One more story, this one about rabbinic leadership on the battlefield:
It was a Friday night in 1980. Six yeshiva students had been murdered across from Beit Hadassah in Hevron. After we evacuated the bodies and those wounded, three men were issued special permits to enter Beit Hadassah and speak with the women who had stationed themselves there. Rabbi Levinger began talking to them, expressing his condolences. As he was doing so, Defense Minister Ezer Weizman and Chief-of-Staff Rafi “Raful” Eitan entered. They waited for him to finish.
And suddenly, typically, Rabbi Levinger turned on them: “—and if you don’t expel the three people who incited these murders—tonight—you will be responsible for the next murder.” Ezer tried to calm him, but the rabbi repeated himself fiercely.
His interlocutors left and went up to the government building in Hevron to oversee the military’s response to the murders. Zambish, who was there at the time, tells of Raful turning to Ezer and telling him: “The rabbi is right. If we don’t do it tonight, it won’t happen.

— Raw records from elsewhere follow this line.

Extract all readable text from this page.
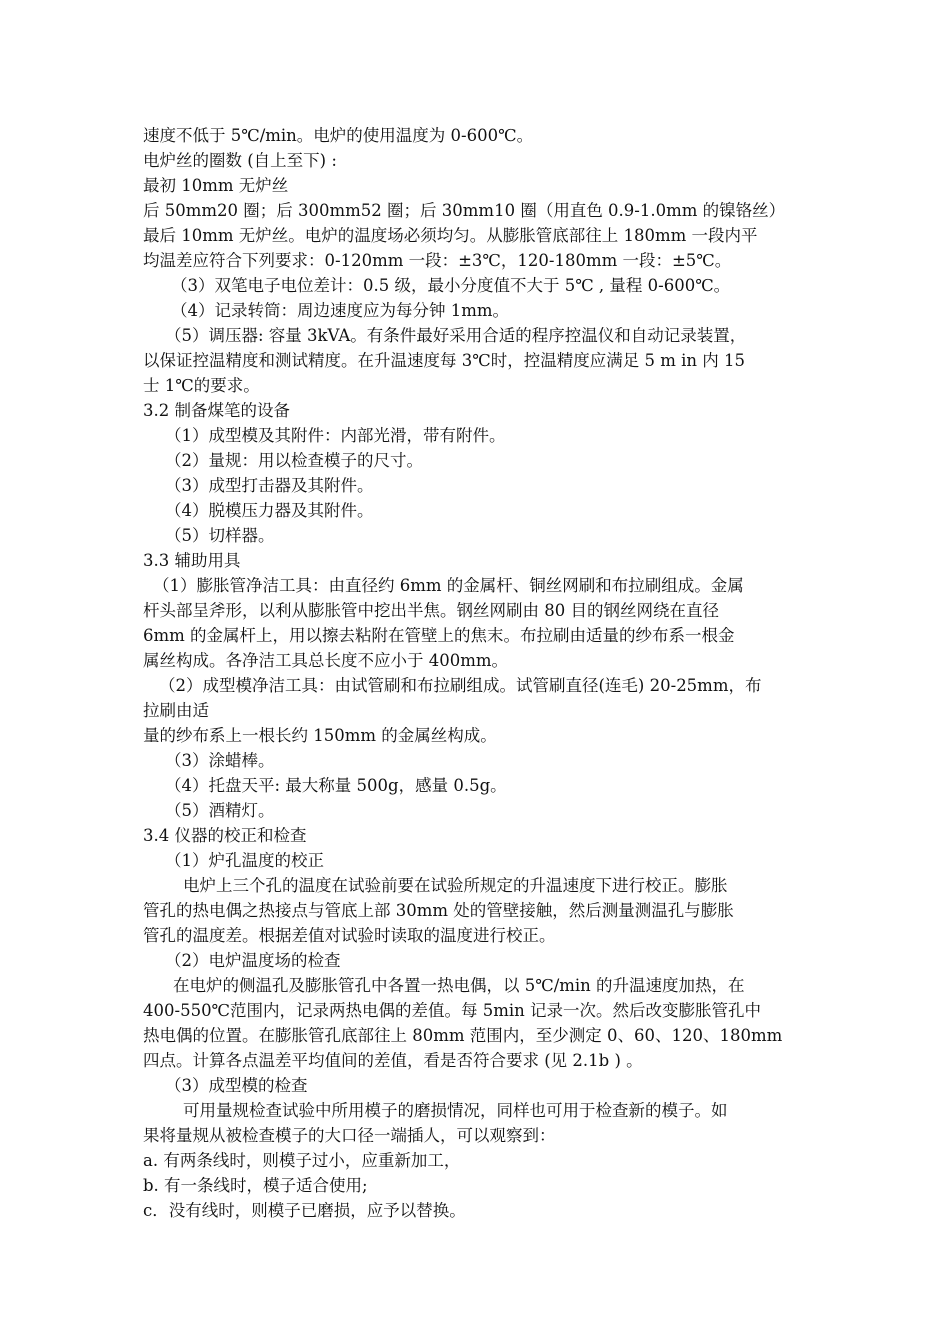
速度不低于 5℃/min。电炉的使用温度为 0-600℃。
电炉丝的圈数 (自上至下) :
最初 10mm 无炉丝
后 50mm20 圈；后 300mm52 圈；后 30mm10 圈（用直色 0.9-1.0mm 的镍铬丝）
最后 10mm 无炉丝。电炉的温度场必须均匀。从膨胀管底部往上 180mm 一段内平
均温差应符合下列要求：0-120mm 一段：±3℃，120-180mm 一段：±5℃。
（3）双笔电子电位差计：0.5 级，最小分度值不大于 5℃ , 量程 0-600℃。
（4）记录转筒：周边速度应为每分钟 1mm。
（5）调压器: 容量 3kVA。有条件最好采用合适的程序控温仪和自动记录装置，
以保证控温精度和测试精度。在升温速度每 3℃时，控温精度应满足 5 m in 内 15
士 1℃的要求。
3.2 制备煤笔的设备
（1）成型模及其附件：内部光滑，带有附件。
（2）量规：用以检查模子的尺寸。
（3）成型打击器及其附件。
（4）脱模压力器及其附件。
（5）切样器。
3.3 辅助用具
（1）膨胀管净洁工具：由直径约 6mm 的金属杆、铜丝网刷和布拉刷组成。金属
杆头部呈斧形，以利从膨胀管中挖出半焦。钢丝网刷由 80 目的钢丝网绕在直径
6mm 的金属杆上，用以擦去粘附在管壁上的焦末。布拉刷由适量的纱布系一根金
属丝构成。各净洁工具总长度不应小于 400mm。
（2）成型模净洁工具：由试管刷和布拉刷组成。试管刷直径(连毛) 20-25mm，布
拉刷由适
量的纱布系上一根长约 150mm 的金属丝构成。
（3）涂蜡棒。
（4）托盘天平: 最大称量 500g，感量 0.5g。
（5）酒精灯。
3.4 仪器的校正和检查
（1）炉孔温度的校正
电炉上三个孔的温度在试验前要在试验所规定的升温速度下进行校正。膨胀
管孔的热电偶之热接点与管底上部 30mm 处的管壁接触，然后测量测温孔与膨胀
管孔的温度差。根据差值对试验时读取的温度进行校正。
（2）电炉温度场的检查
在电炉的侧温孔及膨胀管孔中各置一热电偶，以 5℃/min 的升温速度加热，在
400-550℃范围内，记录两热电偶的差值。每 5min 记录一次。然后改变膨胀管孔中
热电偶的位置。在膨胀管孔底部往上 80mm 范围内，至少测定 0、60、120、180mm
四点。计算各点温差平均值间的差值，看是否符合要求 (见 2.1b ) 。
（3）成型模的检查
可用量规检查试验中所用模子的磨损情况，同样也可用于检查新的模子。如
果将量规从被检查模子的大口径一端插人，可以观察到：
a. 有两条线时，则模子过小，应重新加工，
b. 有一条线时，模子适合使用;
c．没有线时，则模子已磨损，应予以替换。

But we need approval from the prime minister. What can we do?”
Ezer said, “Have Rabbi Levinger speak with Begin.”
“On Shabbat?”
The rabbi didn’t hesitate. He spoke on the telephone for twenty minutes, in the middle of Shabbat. He yelled. He protested. He convinced. That very night, the helicopter that had brought the defense minister and chief of staff to Hevron took off with the three inciters and deposited them on the other side of the border. This is Torah. This is its rightful place in all our lives, both private and public.